Graylog (use the dashboard exported from a running Graylog instance via System, then Content Packs): message throughput per stream, processing time, journal fill level. Useful for knowing whether Graylog is keeping up with log ingestion.

After importing, configure each dashboard’s data source to use the Prometheus data source added above. Set the default time range to Last 24 hours and the refresh interval to 1m.

Custom dashboards¶

Security overview¶

This dashboard was built by Angua and does not have a Grafana library ID; it was created directly. To recreate it:

Create a new dashboard and add the following panels.

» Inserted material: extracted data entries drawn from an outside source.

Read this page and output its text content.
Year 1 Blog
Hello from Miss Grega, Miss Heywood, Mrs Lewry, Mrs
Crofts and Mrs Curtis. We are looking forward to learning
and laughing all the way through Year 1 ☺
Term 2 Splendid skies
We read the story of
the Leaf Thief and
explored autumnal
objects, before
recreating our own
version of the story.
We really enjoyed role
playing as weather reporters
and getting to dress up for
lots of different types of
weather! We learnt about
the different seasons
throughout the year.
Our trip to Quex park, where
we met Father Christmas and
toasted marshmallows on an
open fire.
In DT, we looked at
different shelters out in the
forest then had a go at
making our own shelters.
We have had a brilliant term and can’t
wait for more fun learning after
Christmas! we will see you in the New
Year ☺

Panel: Failed authentication rate

Query: rate(graylog_stream_messages_total{stream="authentication-events"}[5m])
Visualisation: Time series
Title: Authentication events per minute

Panel: Active HTTP 5xx errors

Query: sum(rate(nginx_http_requests_total{status=~"5.."}[5m])) by (host)
Visualisation: Time series

Panel: Vault token issuance rate

Query: rate(vault_token_creation_total[5m])
Visualisation: Stat

Panel: Top source IPs (last hour)

This panel uses a Graylog data source rather than Prometheus. Add Graylog as a data source using the Graylog Grafana plugin and configure it to query the Web access stream. Dr. Crucible installed the plugin; if it is absent, grafana-cli plugins install graylog-datasource.

Save the dashboard and pin it to the home screen. Adora Belle should see it immediately on login.

Alerting from Grafana¶

Grafana alerting is used for threshold-based infrastructure alerts that complement Graylog’s log-based security alerts. Navigate to Alerting, then Alert rules.

Create an alert for high CPU utilisation:

Name: High CPU utilisation
Query A: 100 - (avg by (instance) (rate(node_cpu_seconds_total{mode="idle"}[5m])) * 100)
Condition: is above 90
For: 5m (must be above threshold for 5 minutes before alerting)
Contact point: create a Slack contact point using the #infrastructure-alerts webhook from Vaultwarden

Create an alert for low disk space:

Name: Low disk space
Query A: (node_filesystem_avail_bytes{mountpoint="/"} / node_filesystem_size_bytes{mountpoint="/"}) * 100
Condition: is below 15
For: 10m
Contact point: Slack #infrastructure-alerts and email

These alert on infrastructure problems. Security alerts live in Graylog. Keep the two systems focused on their respective domains; mixing them creates noise and confusion about which system to check when something is wrong.